やがて、ラグラの悲鳴が止む頃。三度目のきのこ雲が大戸島に立ち上った。
「きしゅぁぁぁぁぁぁぁぁぁぁぁぁぁぁぁぁぁっっっっっっ!!!!」
勝鬨を上げ、動かなくなったラグラの死体から放たれる放射線を全て吸収するガザラ。やがて放射線レベルがガザラから発せられる物だけになり、この世で最も強い存在であることを証明したガザラがゆっくりと海へと向かって行く。

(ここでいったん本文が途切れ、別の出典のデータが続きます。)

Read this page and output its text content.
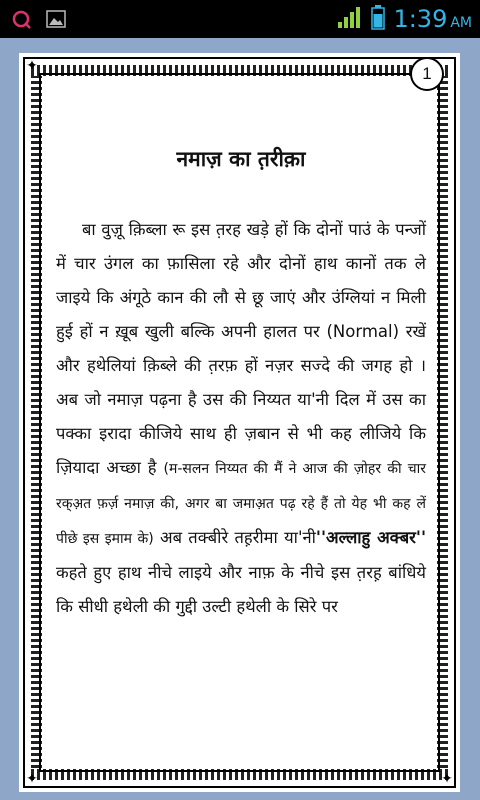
1:39 AM
✦
✦	✦
1
नमाज़ का त़रीक़ा

बा वुज़ू क़िब्ला रू इस त़रह खड़े हों कि दोनों पाउं के पन्जों में चार उंगल का फ़ासिला रहे और दोनों हाथ कानों तक ले जाइये कि अंगूठे कान की लौ से छू जाएं और उंग्लियां न मिली हुई हों न ख़ूब खुली बल्कि अपनी हालत पर (Normal) रखें और हथेलियां क़िब्ले की त़रफ़ हों नज़र सज्दे की जगह हो । अब जो नमाज़ पढ़ना है उस की निय्यत या'नी दिल में उस का पक्का इरादा कीजिये साथ ही ज़बान से भी कह लीजिये कि ज़ियादा अच्छा है (म-सलन निय्यत की मैं ने आज की ज़ोहर की चार रक्अ़त फ़र्ज़ नमाज़ की, अगर बा जमाअ़त पढ़ रहे हैं तो येह भी कह लें पीछे इस इमाम के) अब तक्बीरे तह़रीमा या'नी''अल्लाहु अक्बर'' कहते हुए हाथ नीचे लाइये और नाफ़ के नीचे इस त़रह़ बांधिये कि सीधी हथेली की गुद्दी उल्टी हथेली के सिरे पर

核攻撃のクレーターを乗り越え、僅かな残って居た砂浜を踏み締めて海の中へ。
「ガザラ、太平洋に沈んでいきます………」
「進行方向は?」
「今のところ、マリアナ海溝方面に向かっている模様」
「きっと、食事を終えて住処に帰るんだわ」
戦いの一部始終を見守って居たミサは、海上自衛官達からの報告を聞いて呟いた。
「今のガザラは核ミサイルの放射能すら餌に出来るとわかったんだ。今はまだ腹一杯だから十分かもしれんが、いつかまた地上に核エネルギーを求めてやって来るぞ」
「いつか?いつですか?」
「分からない。明日かもしれないし、一年後か百年後かもしれん」
ガザラの生態は未だに謎に包まれている。そしてそれを解き明かす事は、人間には不可能かもしれない。
「これから先、私たちはどうすればいいのでしょう?」
人類の最大の火力を持って殺しきれない怪獣を、一体誰が理解しうると言うのだろうか。もしまたガザラが地上を焼き払いにきたとし、一体どんな兵器がガザラを討伐しうるのだろう。
「ガザラ………貴方は一体、なんなの?」
ミサの疑問に答えるはずもなく、ガザラは海の中へと姿を消すのだった。